# Editing long lines



## balanga (Oct 31, 2019)

I'm looking for a text editor which can handle long lines ( >200chars) but show them wrapped within the terminal window without including a continuation character when a file is saved.

Any recommendations? (Apart from vi)


----------



## obsigna (Oct 31, 2019)

editors/nano got soft wrap and hard wrap features. Soft wrap is purely visual, while hard wrap inserts a line break. Normally we want soft wrap. Both can be enabled on the fly by the key sequence ESC,S for soft wrapping and ESC,L for hard wrapping. Here key sequence means press the keys sequentially in the given order. I would have written key combination when I would have meant press the keys at the same time, like CTRL+C.

In order to have the preferred wrapping mode always on, you could place the directive set softwrap in file ~/.nanorc. Soft line wrapping in a terminal editor might be confusing, and it helps to let the editor show the line numbers. This could be achieved by adding set linenumbers to ~/.nanorc.


----------



## ralphbsz (Nov 1, 2019)

Emacs can do it to.

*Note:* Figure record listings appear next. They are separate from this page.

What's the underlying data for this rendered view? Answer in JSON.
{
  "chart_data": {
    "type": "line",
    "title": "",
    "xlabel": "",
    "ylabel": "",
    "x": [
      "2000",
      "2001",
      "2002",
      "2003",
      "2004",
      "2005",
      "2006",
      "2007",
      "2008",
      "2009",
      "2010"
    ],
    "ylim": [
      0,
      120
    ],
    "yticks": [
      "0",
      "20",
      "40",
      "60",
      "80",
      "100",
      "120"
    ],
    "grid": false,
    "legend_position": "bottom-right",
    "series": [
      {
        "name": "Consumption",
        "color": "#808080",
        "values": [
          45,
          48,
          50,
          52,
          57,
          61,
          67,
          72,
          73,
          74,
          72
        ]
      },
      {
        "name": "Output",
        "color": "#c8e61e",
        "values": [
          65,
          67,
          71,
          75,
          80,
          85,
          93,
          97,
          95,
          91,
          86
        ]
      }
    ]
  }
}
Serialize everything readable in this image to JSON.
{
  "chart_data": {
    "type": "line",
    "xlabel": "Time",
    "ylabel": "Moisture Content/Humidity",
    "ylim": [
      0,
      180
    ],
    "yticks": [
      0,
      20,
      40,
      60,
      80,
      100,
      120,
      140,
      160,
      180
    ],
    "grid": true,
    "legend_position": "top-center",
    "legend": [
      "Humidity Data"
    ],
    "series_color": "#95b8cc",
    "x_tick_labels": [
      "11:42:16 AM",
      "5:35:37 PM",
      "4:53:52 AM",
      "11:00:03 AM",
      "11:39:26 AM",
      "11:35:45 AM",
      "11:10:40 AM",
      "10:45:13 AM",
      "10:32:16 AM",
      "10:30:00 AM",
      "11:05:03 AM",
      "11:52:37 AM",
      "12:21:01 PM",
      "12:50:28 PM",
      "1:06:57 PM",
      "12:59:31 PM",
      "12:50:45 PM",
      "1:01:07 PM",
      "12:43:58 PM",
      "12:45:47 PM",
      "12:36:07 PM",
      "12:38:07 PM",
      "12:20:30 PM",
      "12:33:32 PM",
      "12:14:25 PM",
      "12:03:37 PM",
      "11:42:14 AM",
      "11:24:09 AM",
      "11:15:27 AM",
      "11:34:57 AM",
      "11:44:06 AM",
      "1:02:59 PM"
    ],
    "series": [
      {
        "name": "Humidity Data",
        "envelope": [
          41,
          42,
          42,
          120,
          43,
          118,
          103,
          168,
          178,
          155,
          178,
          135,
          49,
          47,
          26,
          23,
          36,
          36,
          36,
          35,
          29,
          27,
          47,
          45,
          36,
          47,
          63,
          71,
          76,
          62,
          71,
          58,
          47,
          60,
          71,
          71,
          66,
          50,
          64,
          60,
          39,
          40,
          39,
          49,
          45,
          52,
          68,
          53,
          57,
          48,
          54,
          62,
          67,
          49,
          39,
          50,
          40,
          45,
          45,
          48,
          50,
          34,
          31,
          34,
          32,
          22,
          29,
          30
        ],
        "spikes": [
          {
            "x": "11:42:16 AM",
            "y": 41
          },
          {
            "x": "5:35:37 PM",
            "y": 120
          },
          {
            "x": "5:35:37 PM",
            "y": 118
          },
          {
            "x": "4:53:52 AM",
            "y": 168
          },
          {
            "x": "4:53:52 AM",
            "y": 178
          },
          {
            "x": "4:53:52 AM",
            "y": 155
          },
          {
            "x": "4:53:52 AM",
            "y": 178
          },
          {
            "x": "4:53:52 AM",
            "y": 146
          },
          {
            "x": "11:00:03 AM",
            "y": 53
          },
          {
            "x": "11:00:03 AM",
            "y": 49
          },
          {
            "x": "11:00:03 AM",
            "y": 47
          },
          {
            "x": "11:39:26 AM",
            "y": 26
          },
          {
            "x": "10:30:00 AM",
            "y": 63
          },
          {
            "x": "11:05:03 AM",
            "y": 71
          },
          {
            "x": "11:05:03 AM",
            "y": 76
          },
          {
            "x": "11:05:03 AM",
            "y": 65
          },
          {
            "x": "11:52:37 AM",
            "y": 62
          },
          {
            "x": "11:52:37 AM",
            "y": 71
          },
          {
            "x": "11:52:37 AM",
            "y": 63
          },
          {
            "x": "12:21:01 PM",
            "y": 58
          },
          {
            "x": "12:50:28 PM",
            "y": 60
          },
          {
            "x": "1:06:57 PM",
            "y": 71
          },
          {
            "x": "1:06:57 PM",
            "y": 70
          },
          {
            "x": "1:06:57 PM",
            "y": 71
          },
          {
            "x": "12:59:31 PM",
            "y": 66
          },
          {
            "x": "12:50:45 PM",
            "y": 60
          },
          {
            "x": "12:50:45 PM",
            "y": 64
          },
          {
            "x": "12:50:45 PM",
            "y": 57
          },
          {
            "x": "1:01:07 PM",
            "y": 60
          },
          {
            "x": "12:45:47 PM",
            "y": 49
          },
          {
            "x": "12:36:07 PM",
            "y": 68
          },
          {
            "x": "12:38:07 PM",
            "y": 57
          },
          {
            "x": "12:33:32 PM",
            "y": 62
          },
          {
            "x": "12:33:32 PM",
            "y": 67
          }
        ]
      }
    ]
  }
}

The wrap character is only on the screen.

I actually think nearly all editors can do it.


----------



## Phishfry (Nov 1, 2019)

This soft wrap feature does seem to be missing in ee(1)
I use single line entries for my bhyve VM startup script and this can be a pain.


----------



## fluca1978 (Nov 5, 2019)

editors/emacs in my experience can handle even very big files without problems, at least showing problems with files bigger than in other editors.
And of course, provides `M-x toggle-truncate-lines` to visually switch between toggled lines or not.


----------



## diizzy (Dec 8, 2019)

Have a look at micro in `editors/micro`


----------